With each pregnancy after Joshua, we always picked out boy names and girl names leading up to the big ultrasound. Josh is very picky and never liked any of my girl name choices. He was always stuck on one particular name:
In my mind, Zoe was Elmo’s friend on Sesame Street; not the name of my little girl. I never really liked it. As we started discussing names for our daughter, I went down a long list of names with wonderful meanings. Josh didn’t really like any of them. He gently said,
“I still really like Zoe.”
All of our children’s names (first and middle) have significant meaning.
Joshua Nicholas: God is salvation, defender of the people
Jesse Clayton: God beholds (Clayton was my grandfather’s name)

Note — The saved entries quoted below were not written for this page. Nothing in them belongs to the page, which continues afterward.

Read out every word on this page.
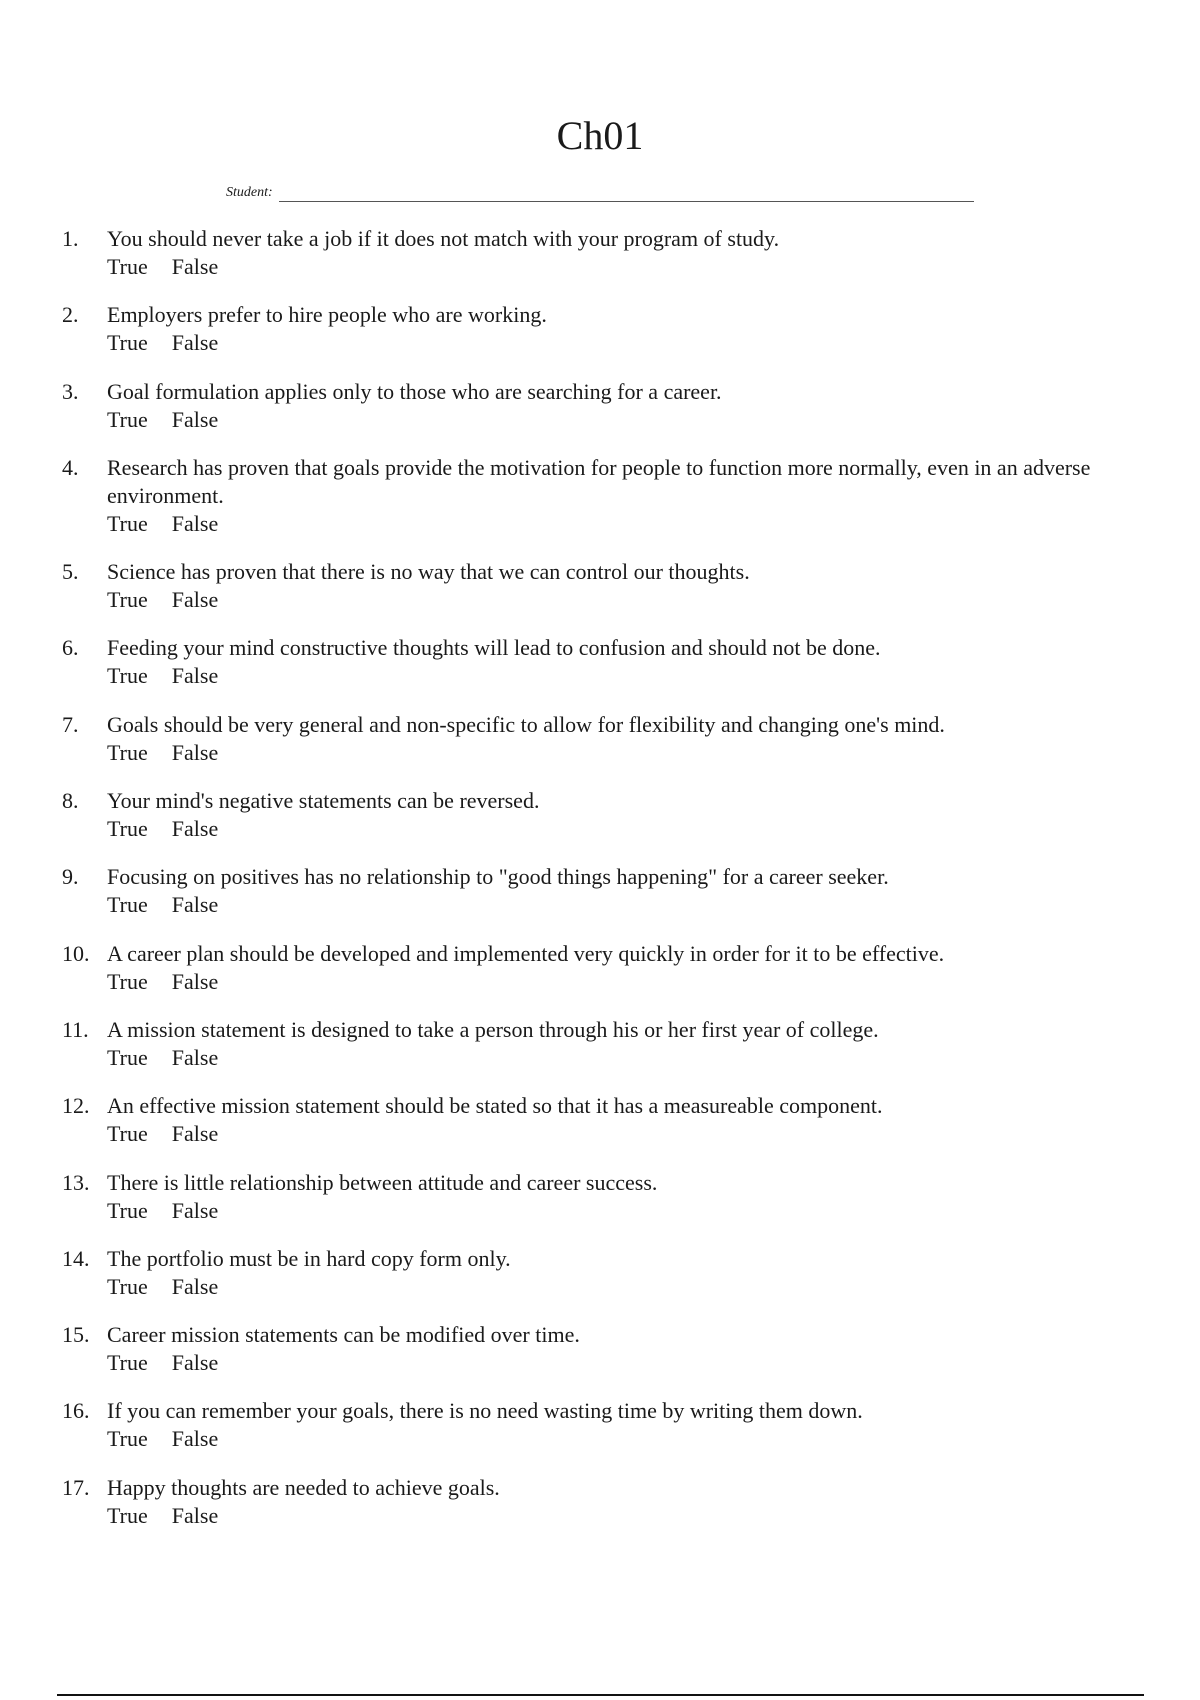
Ch01
Student:
1. You should never take a job if it does not match with your program of study.
True False
2. Employers prefer to hire people who are working.
True False
3. Goal formulation applies only to those who are searching for a career.
True False
4. Research has proven that goals provide the motivation for people to function more normally, even in an adverse environment.
True False
5. Science has proven that there is no way that we can control our thoughts.
True False
6. Feeding your mind constructive thoughts will lead to confusion and should not be done.
True False
7. Goals should be very general and non-specific to allow for flexibility and changing one's mind.
True False
8. Your mind's negative statements can be reversed.
True False
9. Focusing on positives has no relationship to "good things happening" for a career seeker.
True False
10. A career plan should be developed and implemented very quickly in order for it to be effective.
True False
11. A mission statement is designed to take a person through his or her first year of college.
True False
12. An effective mission statement should be stated so that it has a measureable component.
True False
13. There is little relationship between attitude and career success.
True False
14. The portfolio must be in hard copy form only.
True False
15. Career mission statements can be modified over time.
True False
16. If you can remember your goals, there is no need wasting time by writing them down.
True False
17. Happy thoughts are needed to achieve goals.
True False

Owen Christopher: desire born (we’d prayed for a third child and tried for over a year), Christ-bearer
I was sharing with the boys about the precious gift of adoption. I explained abortion to them and how they will have a little sister because her birth mother chose life for her baby; our baby. I had been looking up Hispanic girl names, hoping to add some of her heritage to her name. One name stood out to me and when I put it together with Zoe, I knew it was the one.
Zoe Amaris – Life promised by God
I am already aching with love for my daughter. I can already feel her warm cheek against mine, rocking her in the still of the night; praising God that her birth mother chose life. Speaking purpose and blessing over her even now. What a good, good God.